Are the new regulations helping retailers

Not when NOW Foods discontinues 53 NHPs due to the regulations' inappropriate standards of evidence, says retailer John Biggs

As a natural health retailer, the variety and effectiveness of the products I have to offer my customers largely determines how much I can help them, and how successful I will be. The NHP Regulations have been very effective at reducing the number, complexity, and effectiveness of Canada's NHPs. When Health Canada classified NHPs as "DRUGS", it meant there were now two classes: patentable synthetic pharmaceuticals, and non-patentable NHPs, (vitamins, minerals, herbs, etc.). Despite being non-patentable, NHPs were assigned a definition virtually identical to that of pharmaceuticals. All NHPs were then forced to make a claim, and substantiate it with human evidence. This involves a detailed, costly application submitted to Health Canada for each product.
This application requirement eliminated well over 20,000 imported American products (documented) that Canadian retailers used to be able to sell. If you add to this the latest totals of 17,600 application rejections, 23,889 NPN numbers awarded, and approximately 10,000 products still waiting for licences, you get what we have always maintained: that when the Regulations started in 2004, there were approximately 70,000 NHPs on the Canadian market. Even if all 10,000 products in queue are approved, Canadian retailers are still left with less than half of the NHPs they had. How can this be construed as positive?
Furthermore, prior to 2004, most NHPs were still classified as Foods. But because there are over 80,000 different substances in the human diet, formal studies regarding effectiveness in humans may not exist.
So, if a company sells a product that is effective, as indicated by long-term, robust sales, (e.g.

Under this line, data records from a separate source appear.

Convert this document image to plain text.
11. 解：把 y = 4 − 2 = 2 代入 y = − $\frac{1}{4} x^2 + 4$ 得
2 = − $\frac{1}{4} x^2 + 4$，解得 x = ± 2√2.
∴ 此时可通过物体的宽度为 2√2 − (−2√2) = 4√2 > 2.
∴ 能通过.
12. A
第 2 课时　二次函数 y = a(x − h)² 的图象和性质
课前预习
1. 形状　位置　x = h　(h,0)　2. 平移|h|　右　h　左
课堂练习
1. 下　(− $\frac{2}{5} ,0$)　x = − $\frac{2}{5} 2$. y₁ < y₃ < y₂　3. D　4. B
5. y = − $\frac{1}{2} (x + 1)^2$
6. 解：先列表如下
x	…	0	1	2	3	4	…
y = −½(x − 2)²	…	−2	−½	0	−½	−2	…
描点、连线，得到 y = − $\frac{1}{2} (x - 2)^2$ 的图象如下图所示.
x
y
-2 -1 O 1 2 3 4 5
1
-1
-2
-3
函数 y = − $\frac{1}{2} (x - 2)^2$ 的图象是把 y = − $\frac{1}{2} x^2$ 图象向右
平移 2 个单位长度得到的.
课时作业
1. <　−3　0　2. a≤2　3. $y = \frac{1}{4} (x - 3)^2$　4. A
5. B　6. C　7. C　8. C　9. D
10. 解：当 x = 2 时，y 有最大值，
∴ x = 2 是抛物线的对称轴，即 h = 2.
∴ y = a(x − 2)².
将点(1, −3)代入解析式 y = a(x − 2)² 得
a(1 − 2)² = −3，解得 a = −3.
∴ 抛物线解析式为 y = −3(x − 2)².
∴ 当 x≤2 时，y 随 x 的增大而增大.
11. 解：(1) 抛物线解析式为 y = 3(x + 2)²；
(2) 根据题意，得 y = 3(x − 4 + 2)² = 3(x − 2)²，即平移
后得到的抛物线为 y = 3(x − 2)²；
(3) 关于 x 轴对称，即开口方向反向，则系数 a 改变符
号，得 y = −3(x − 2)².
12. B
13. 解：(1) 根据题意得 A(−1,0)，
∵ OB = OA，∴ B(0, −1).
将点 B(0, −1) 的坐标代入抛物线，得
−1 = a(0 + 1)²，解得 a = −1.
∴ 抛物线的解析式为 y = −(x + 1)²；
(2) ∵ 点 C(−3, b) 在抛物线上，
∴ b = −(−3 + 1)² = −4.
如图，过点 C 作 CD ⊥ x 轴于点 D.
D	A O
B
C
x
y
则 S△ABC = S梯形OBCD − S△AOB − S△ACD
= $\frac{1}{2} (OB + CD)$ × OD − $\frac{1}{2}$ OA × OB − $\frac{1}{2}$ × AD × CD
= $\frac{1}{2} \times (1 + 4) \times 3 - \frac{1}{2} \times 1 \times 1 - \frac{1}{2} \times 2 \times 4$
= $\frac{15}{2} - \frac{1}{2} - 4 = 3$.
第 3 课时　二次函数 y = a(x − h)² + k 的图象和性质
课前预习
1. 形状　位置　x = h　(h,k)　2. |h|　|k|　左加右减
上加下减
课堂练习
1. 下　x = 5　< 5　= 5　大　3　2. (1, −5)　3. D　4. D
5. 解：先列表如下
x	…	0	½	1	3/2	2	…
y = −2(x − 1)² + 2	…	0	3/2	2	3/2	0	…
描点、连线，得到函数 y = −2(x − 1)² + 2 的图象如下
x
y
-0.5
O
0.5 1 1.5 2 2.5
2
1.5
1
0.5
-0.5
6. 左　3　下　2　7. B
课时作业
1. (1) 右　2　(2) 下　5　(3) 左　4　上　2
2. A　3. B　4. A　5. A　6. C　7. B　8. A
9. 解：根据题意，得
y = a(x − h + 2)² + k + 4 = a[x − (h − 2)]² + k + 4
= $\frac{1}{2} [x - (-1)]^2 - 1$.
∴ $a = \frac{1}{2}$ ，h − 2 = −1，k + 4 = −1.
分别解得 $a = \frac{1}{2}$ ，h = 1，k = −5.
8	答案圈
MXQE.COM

Oregano oil), it has three options:
1) Prove that the product works with pre-existing human evidence...which may not exist,
2) Perform your own trial, which is too expensive, or,
3) Discontinue the product.
Therefore, what are companies like NOW doing? They are discontinuing products that they foresee they will not be able to get licences for, due to lack of human evidence, even though there may be ample evidence in other forms such as animal or test-tube studies. Or they are simplifying their complex combinations so they conform to the regulations, even though they will likely be less effective.
And for products like oregano oil, for which no licenses have been issued to date, discontinuing them is the only option that is financially feasible...and on the other hand, doing so will put several companies out of business.
Natural Health Products should be removed from the "DRUG" category, and given a true third category like they were promised.
Retailer John Biggs BSc. NCP is the owner of Optimum Health Vitamins in Edmonton, AB

Why we need government regulations for natural health products

We used to regulate vitamins, minerals, and other nutrients with specific health claims, as over-the-counter (OTC) drugs. The reasons are as follows:
1. To insure that the specific claim for that product was supported by rational, scientific or traditional methodologies.
2. To guarantee – by independent testing – that the ingredients in the bottle are the ingredients on the label at the claimed amounts and free of unwanted contaminates.
3. To insure that the product is safe when consumed as directed.
Consumer has rights, expectations
These conditions have not changed; if we sell a product for a specific condition, the consumer has a right to expect this health benefit without creating health problems. Further, if the consumer pays money for specific amounts of these ingredients then the consumer – and the retailer – should know that they are actually providing value. So, who is to oversee the mechanisms to provide these assurances? I say some type of government regulations.
The Natural Health Products Act separates our products from Foods (exempting them from Codex-like scrutiny) and Drugs. Currently, I think that the biggest problem with NHPs and the National Health Products Directorate (NHPD) is the ponderous evolution of a new bureaucracy with virtually no funding. The definitions and standards of evidence originally envisioned and included in the wording of the act are rational and consumers can rest assured that any product manufactured and sold under these regulations is safe for consumption, as directed, for the approved health claims.
The primary reasons why the Canadian market hasn't been flooded with the U.S. products we often see advertised are:
1. Historically; imports from the U.S. had a 15 per cent premium due to the value of the Canadian dollar. This is minor in our market which has remarkable price elasticity.
2. American companies have not until very recently (12-18 months) been required to perform any third party testing of their products.
As a consumer, I want to know that the product has some reasonable expectation of doing what I want and I really want my money's worth. As a purveyor of these products, I want to know that they will meet these same basic criteria. Neither consumers nor purveyors have the resources or the time to verify these requirements, but if the manufacturers and importers are required to manufacture to these standards, then we all have a certain comfort in the quality of our products. That is why we have government regulations. •
Bill Reynolds is the former executive director of the Canadian Health Food Association.